Even as the evidence continued to mount that it is a near-total failure, the gas companies — aided by their millions in donations, former politicians and political staffers in their ranks and their creatures within government — succeeded in opening the spigots of taxpayer funding for more CCS, not merely putting ordinary Australians on the hook for a failed technology but enabling massive new fossil fuel projects to be continued under the pretence that emissions will be geosequestered.
The failure of CCS is well-established, but for the mainstream media in Australia it’s a fringe view of environmentalist radicals and “government critics” who can be readily dismissed. The most a lot of press gallery journalists will admit to is that CCS is “divisive”, which calls to mind that Blackadder line about “opinion being divided” on whether you need a crew to sail a ship.
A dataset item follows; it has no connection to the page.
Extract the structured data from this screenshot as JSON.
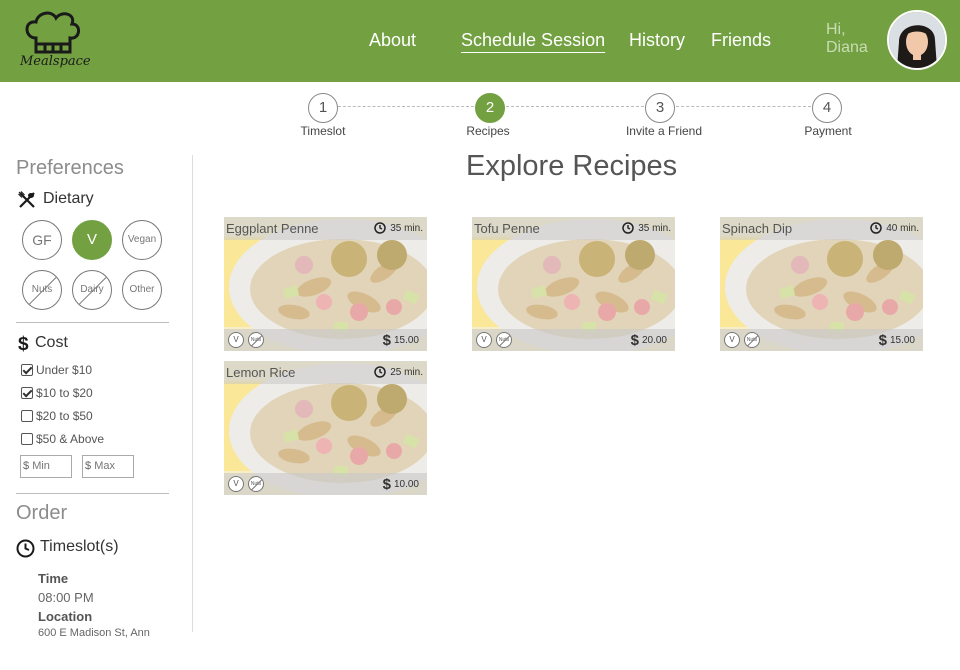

Enter Andrew Forrest, who inconveniently can’t be dismissed as a mad leftie or environmental radical. Forrest has very definite views on CCS: “Generally the world population has every reason to be sceptical that carbon sequestration … works because in 19 out of 20 times it’s failed.” He noted it had failed in Western Australia — an obvious reference to Chevron’s failed Gorgon CCS project, where even the relatively simple process of injecting carbon already captured underground hasn’t delivered.
Back in June, Forrest delivered a kicking to Santos’ Barossa gas project, north of Darwin, which he called “atrocious” and one of the “most polluting projects in the world”. That turned out to be right on the money.
Forrest described CCS as “good in a soundbite, but it doesn’t work in reality”. And that’s literally the government’s policy: announce CCS as a plausible part of Australia’s climate action, have that repeated by a compliant press gallery, and use it as a cover for inaction while more polluting fossil fuel projects proliferate.
The media, used to representing Forrest as a brilliant mining billionaire whose every utterance is worth coverage, finds itself in a difficult position as he sets about discrediting a policy that has been subjected to virtually no serious scrutiny even as hundreds of millions of dollars of taxpayer money have been set aside for the gas giants to waste.
It also embarrasses Labor, whose only objection to CCS is the use of renewable funding from bodies like the Australian Renewable Energy Agency for it.
CCS is a handy bob-each-way policy for Labor to address its challenge of reconciling the climate action and fossil fuel diehards in its ranks. The fact that it doesn’t work in a practical sense is less relevant than how it works in a political sense.
As for the government, it’s unembarrassable on climate — what its donors want, its donors get.
Forrest might have a lot more to complain about by the time Scott Morrison does his deal with the Nationals on 2050.